Identitäten

Eine der Erkenntnisse, die ich gestern als Abfallprodukt des Deutsch-Chinesischen Forschungsprojekts zur Einführung der Psychotherapie in China gewonnen habe, betrifft die unterschiedliche Haltbarkeit nationaler/kultureller Identitäten.


Trifft man in den USA oder Kanada - wo wir gerade sind - einen Menschen, dessen Eltern aus Deutschland ausgewandert sind, so kann er in der Regel kein Deutsch mehr und er fühlt sich auch nicht als Deutscher, sondern als Amerikaner oder Kanadier.

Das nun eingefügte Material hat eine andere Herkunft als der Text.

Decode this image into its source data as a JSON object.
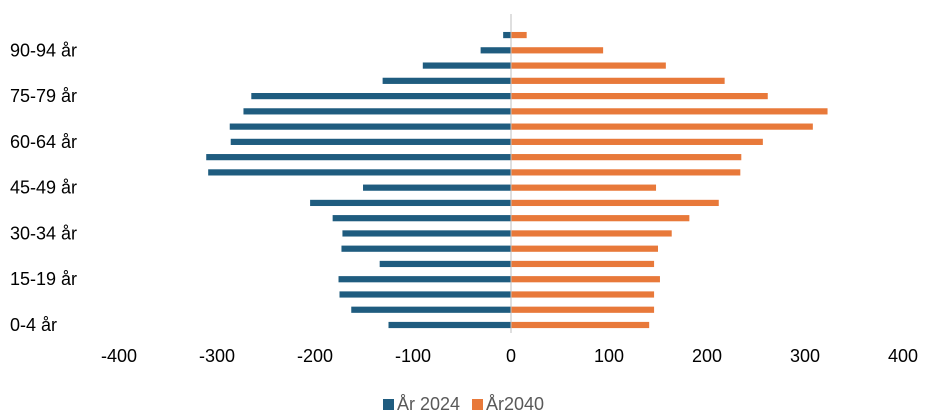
{
  "chart_data": {
    "type": "bar",
    "orientation": "horizontal",
    "title": "",
    "xlabel": "",
    "ylabel": "",
    "categories": [
      "0-4 år",
      "5-9 år",
      "10-14 år",
      "15-19 år",
      "20-24 år",
      "25-29 år",
      "30-34 år",
      "35-39 år",
      "40-44 år",
      "45-49 år",
      "50-54 år",
      "55-59 år",
      "60-64 år",
      "65-69 år",
      "70-74 år",
      "75-79 år",
      "80-84 år",
      "85-89 år",
      "90-94 år",
      "95+ år"
    ],
    "visible_category_labels": [
      "0-4 år",
      "15-19 år",
      "30-34 år",
      "45-49 år",
      "60-64 år",
      "75-79 år",
      "90-94 år"
    ],
    "series": [
      {
        "name": "År 2024",
        "color": "#1f5c7f",
        "values": [
          -125,
          -163,
          -175,
          -176,
          -134,
          -173,
          -172,
          -182,
          -205,
          -151,
          -309,
          -311,
          -286,
          -287,
          -273,
          -265,
          -131,
          -90,
          -31,
          -8
        ]
      },
      {
        "name": "År2040",
        "color": "#e8793a",
        "values": [
          141,
          146,
          146,
          152,
          146,
          150,
          164,
          182,
          212,
          148,
          234,
          235,
          257,
          308,
          323,
          262,
          218,
          158,
          94,
          16
        ]
      }
    ],
    "xlim": [
      -400,
      400
    ],
    "xticks": [
      -400,
      -300,
      -200,
      -100,
      0,
      100,
      200,
      300,
      400
    ],
    "grid": false,
    "legend_position": "bottom"
  }
}
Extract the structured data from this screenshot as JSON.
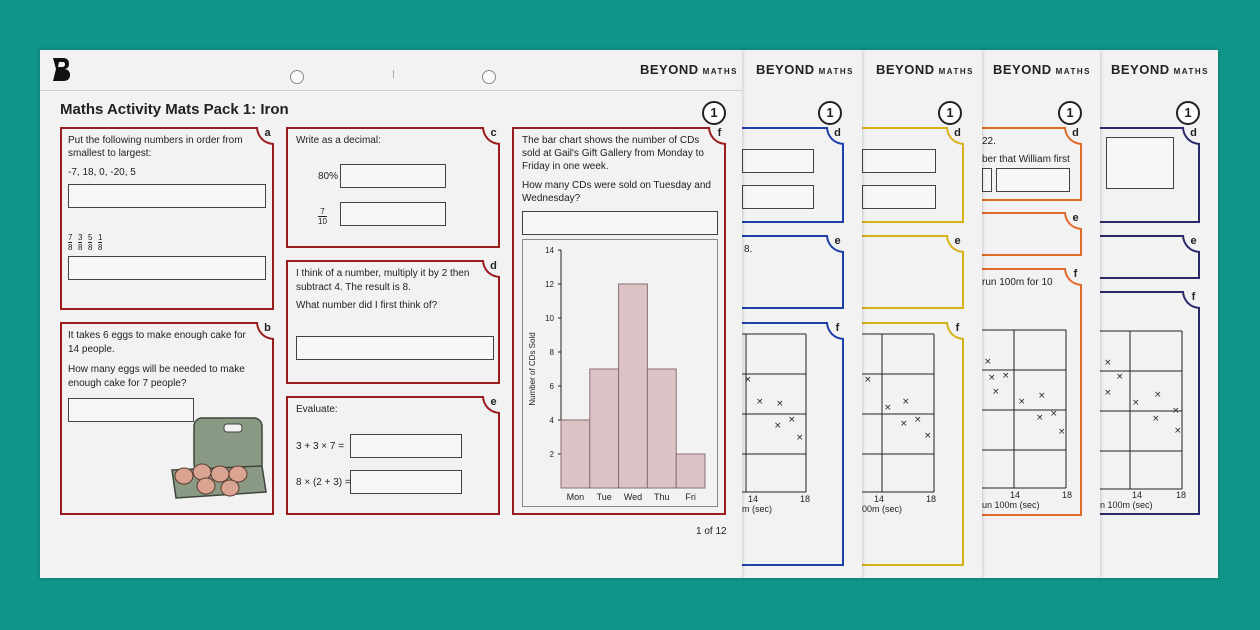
{
  "brand": {
    "name": "BEYOND",
    "suffix": "MATHS"
  },
  "level": "1",
  "title": "Maths Activity Mats Pack 1: Iron",
  "page_indicator": "1 of 12",
  "q_a": {
    "tag": "a",
    "line1": "Put the following numbers in order from",
    "line2": "smallest to largest:",
    "list": "-7, 18, 0, -20, 5",
    "fractions": [
      {
        "n": "7",
        "d": "8"
      },
      {
        "n": "3",
        "d": "8"
      },
      {
        "n": "5",
        "d": "8"
      },
      {
        "n": "1",
        "d": "8"
      }
    ]
  },
  "q_b": {
    "tag": "b",
    "line1": "It takes 6 eggs to make enough cake for",
    "line2": "14 people.",
    "line3": "How many eggs will be needed to make",
    "line4": "enough cake for 7 people?"
  },
  "q_c": {
    "tag": "c",
    "prompt": "Write as a decimal:",
    "item1": "80%",
    "frac": {
      "n": "7",
      "d": "10"
    }
  },
  "q_d": {
    "tag": "d",
    "line1": "I think of a number, multiply it by 2 then",
    "line2": "subtract 4. The result is 8.",
    "line3": "What number did I first think of?"
  },
  "q_e": {
    "tag": "e",
    "prompt": "Evaluate:",
    "expr1": "3 + 3 × 7 =",
    "expr2": "8 × (2 + 3) ="
  },
  "q_f": {
    "tag": "f",
    "line1": "The bar chart shows the number of CDs",
    "line2": "sold at Gail's Gift Gallery from Monday to",
    "line3": "Friday in one week.",
    "line4": "How many CDs were sold on Tuesday and",
    "line5": "Wednesday?"
  },
  "chart_data": {
    "type": "bar",
    "categories": [
      "Mon",
      "Tue",
      "Wed",
      "Thu",
      "Fri"
    ],
    "values": [
      4,
      7,
      12,
      7,
      2
    ],
    "ylabel": "Number of CDs Sold",
    "ylim": [
      0,
      14
    ],
    "yticks": [
      2,
      4,
      6,
      8,
      10,
      12,
      14
    ],
    "bar_color": "#dcc3c6"
  },
  "back_sheets": [
    {
      "frag_text1": "8.",
      "xtick1": "14",
      "xtick2": "18",
      "xlabel": "m (sec)"
    },
    {
      "xtick1": "14",
      "xtick2": "18",
      "xlabel": "00m (sec)"
    },
    {
      "frag_text1": "22.",
      "frag_text2": "ber that William first",
      "frag_text3": "run  100m  for  10",
      "xtick1": "14",
      "xtick2": "18",
      "xlabel": "un 100m (sec)"
    },
    {
      "xtick1": "14",
      "xtick2": "18",
      "xlabel": "n 100m (sec)"
    }
  ]
}
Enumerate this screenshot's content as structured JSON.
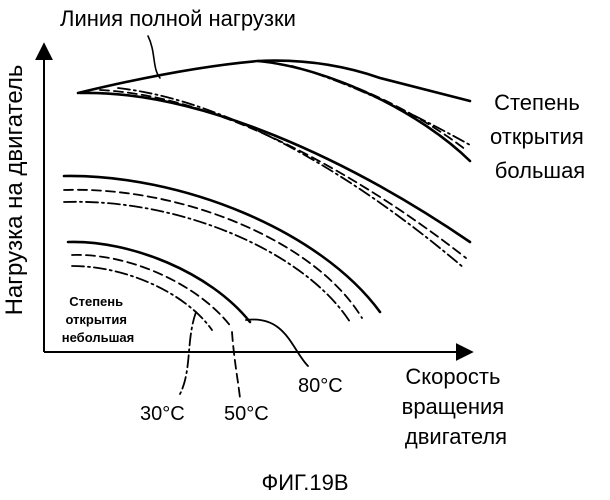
{
  "labels": {
    "full_load_line": "Линия полной нагрузки",
    "y_axis": "Нагрузка на двигатель",
    "x_axis_lines": [
      "Скорость",
      "вращения",
      "двигателя"
    ],
    "opening_large_lines": [
      "Степень",
      "открытия",
      "большая"
    ],
    "opening_small_lines": [
      "Степень",
      "открытия",
      "небольшая"
    ],
    "temperatures": [
      "30°C",
      "50°C",
      "80°C"
    ],
    "figure_caption": "ФИГ.19B"
  }
}
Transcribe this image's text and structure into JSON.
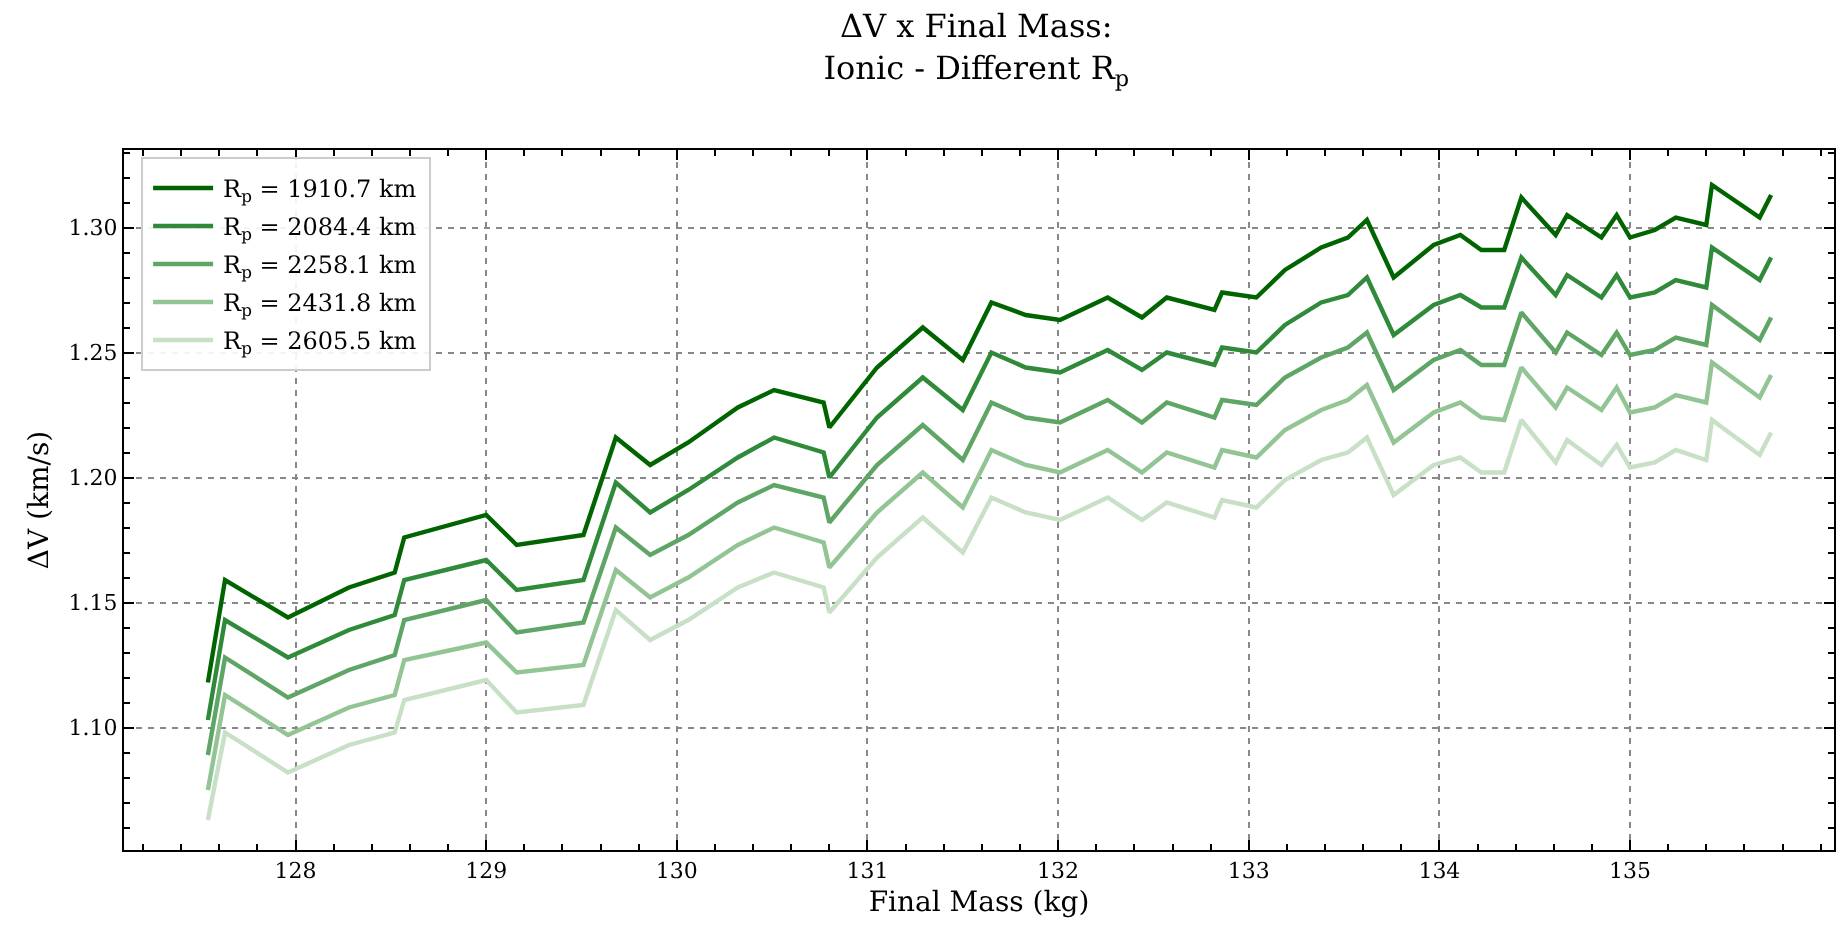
{
  "chart_data": {
    "type": "line",
    "title": "ΔV x Final Mass:\nIonic - Different R$_{p}$",
    "xlabel": "Final Mass (kg)",
    "ylabel": "ΔV (km/s)",
    "x": [
      127.54,
      127.63,
      127.96,
      128.28,
      128.52,
      128.57,
      129.0,
      129.16,
      129.51,
      129.68,
      129.86,
      130.06,
      130.32,
      130.51,
      130.77,
      130.8,
      131.05,
      131.29,
      131.5,
      131.65,
      131.83,
      132.01,
      132.26,
      132.44,
      132.57,
      132.82,
      132.86,
      133.04,
      133.19,
      133.38,
      133.52,
      133.62,
      133.76,
      133.97,
      134.11,
      134.22,
      134.34,
      134.43,
      134.61,
      134.67,
      134.85,
      134.93,
      135.0,
      135.13,
      135.24,
      135.4,
      135.43,
      135.68,
      135.74
    ],
    "series": [
      {
        "name": "R$_{p}$ = 1910.7 km",
        "color": "#006400",
        "values": [
          1.118,
          1.159,
          1.144,
          1.156,
          1.162,
          1.176,
          1.185,
          1.173,
          1.177,
          1.216,
          1.205,
          1.214,
          1.228,
          1.235,
          1.23,
          1.22,
          1.244,
          1.26,
          1.247,
          1.27,
          1.265,
          1.263,
          1.272,
          1.264,
          1.272,
          1.267,
          1.274,
          1.272,
          1.283,
          1.292,
          1.296,
          1.303,
          1.28,
          1.293,
          1.297,
          1.291,
          1.291,
          1.312,
          1.297,
          1.305,
          1.296,
          1.305,
          1.296,
          1.299,
          1.304,
          1.301,
          1.317,
          1.304,
          1.313
        ]
      },
      {
        "name": "R$_{p}$ = 2084.4 km",
        "color": "#2f8a3a",
        "values": [
          1.103,
          1.143,
          1.128,
          1.139,
          1.145,
          1.159,
          1.167,
          1.155,
          1.159,
          1.198,
          1.186,
          1.195,
          1.208,
          1.216,
          1.21,
          1.2,
          1.224,
          1.24,
          1.227,
          1.25,
          1.244,
          1.242,
          1.251,
          1.243,
          1.25,
          1.245,
          1.252,
          1.25,
          1.261,
          1.27,
          1.273,
          1.28,
          1.257,
          1.269,
          1.273,
          1.268,
          1.268,
          1.288,
          1.273,
          1.281,
          1.272,
          1.281,
          1.272,
          1.274,
          1.279,
          1.276,
          1.292,
          1.279,
          1.288
        ]
      },
      {
        "name": "R$_{p}$ = 2258.1 km",
        "color": "#5ea566",
        "values": [
          1.089,
          1.128,
          1.112,
          1.123,
          1.129,
          1.143,
          1.151,
          1.138,
          1.142,
          1.18,
          1.169,
          1.177,
          1.19,
          1.197,
          1.192,
          1.182,
          1.205,
          1.221,
          1.207,
          1.23,
          1.224,
          1.222,
          1.231,
          1.222,
          1.23,
          1.224,
          1.231,
          1.229,
          1.24,
          1.248,
          1.252,
          1.258,
          1.235,
          1.247,
          1.251,
          1.245,
          1.245,
          1.266,
          1.25,
          1.258,
          1.249,
          1.258,
          1.249,
          1.251,
          1.256,
          1.253,
          1.269,
          1.255,
          1.264
        ]
      },
      {
        "name": "R$_{p}$ = 2431.8 km",
        "color": "#93c494",
        "values": [
          1.075,
          1.113,
          1.097,
          1.108,
          1.113,
          1.127,
          1.134,
          1.122,
          1.125,
          1.163,
          1.152,
          1.16,
          1.173,
          1.18,
          1.174,
          1.164,
          1.186,
          1.202,
          1.188,
          1.211,
          1.205,
          1.202,
          1.211,
          1.202,
          1.21,
          1.204,
          1.211,
          1.208,
          1.219,
          1.227,
          1.231,
          1.237,
          1.214,
          1.226,
          1.23,
          1.224,
          1.223,
          1.244,
          1.228,
          1.236,
          1.227,
          1.236,
          1.226,
          1.228,
          1.233,
          1.23,
          1.246,
          1.232,
          1.241
        ]
      },
      {
        "name": "R$_{p}$ = 2605.5 km",
        "color": "#c7e0c6",
        "values": [
          1.063,
          1.098,
          1.082,
          1.093,
          1.098,
          1.111,
          1.119,
          1.106,
          1.109,
          1.147,
          1.135,
          1.143,
          1.156,
          1.162,
          1.156,
          1.146,
          1.168,
          1.184,
          1.17,
          1.192,
          1.186,
          1.183,
          1.192,
          1.183,
          1.19,
          1.184,
          1.191,
          1.188,
          1.199,
          1.207,
          1.21,
          1.216,
          1.193,
          1.205,
          1.208,
          1.202,
          1.202,
          1.223,
          1.206,
          1.215,
          1.205,
          1.213,
          1.204,
          1.206,
          1.211,
          1.207,
          1.223,
          1.209,
          1.218
        ]
      }
    ],
    "xlim": [
      127.1,
      136.07
    ],
    "ylim": [
      1.051,
      1.331
    ],
    "xticks": [
      128,
      129,
      130,
      131,
      132,
      133,
      134,
      135
    ],
    "yticks": [
      {
        "value": 1.1,
        "label": "1.10"
      },
      1.15,
      {
        "value": 1.2,
        "label": "1.20"
      },
      1.25,
      {
        "value": 1.3,
        "label": "1.30"
      }
    ],
    "grid": true,
    "legend": "top left",
    "line_style": "solid"
  }
}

Bei den Chinesen ist das ganz anders. Trifft man einen Chinesen, dessen Eltern bereits in vierter Generation in den USA leben, so spricht er nicht nur Chinesisch, sondern er fühlt sich auch noch als Chinese. Und China ist immer noch die Heimat für ihn, auch wenn seit den Auswanderern keiner seiner Verwandten jemals da war, d.h. weder Eltern, Großeltern oder Ur-Großeltern usw.


Mit solch einem starken Identitäts- (= Zugehörigkeits-) Gefühl und der dadurch vermittelten Sicherheit, ist es den Chinesen in allen Gegenden der Welt möglich, sich an die jeweils herrschenden Umstände flexibel anzupassen. Und ihr soziales Netzwerk, das darauf gründet, hilft ihnen dabei.


(Auch meine Tagungsteilnehmer hier werden zum großen Teil anschießend irgendwelche Verwandte besuchen, die sie in vielen Fällen bislang noch gar nicht persönlich kennen.)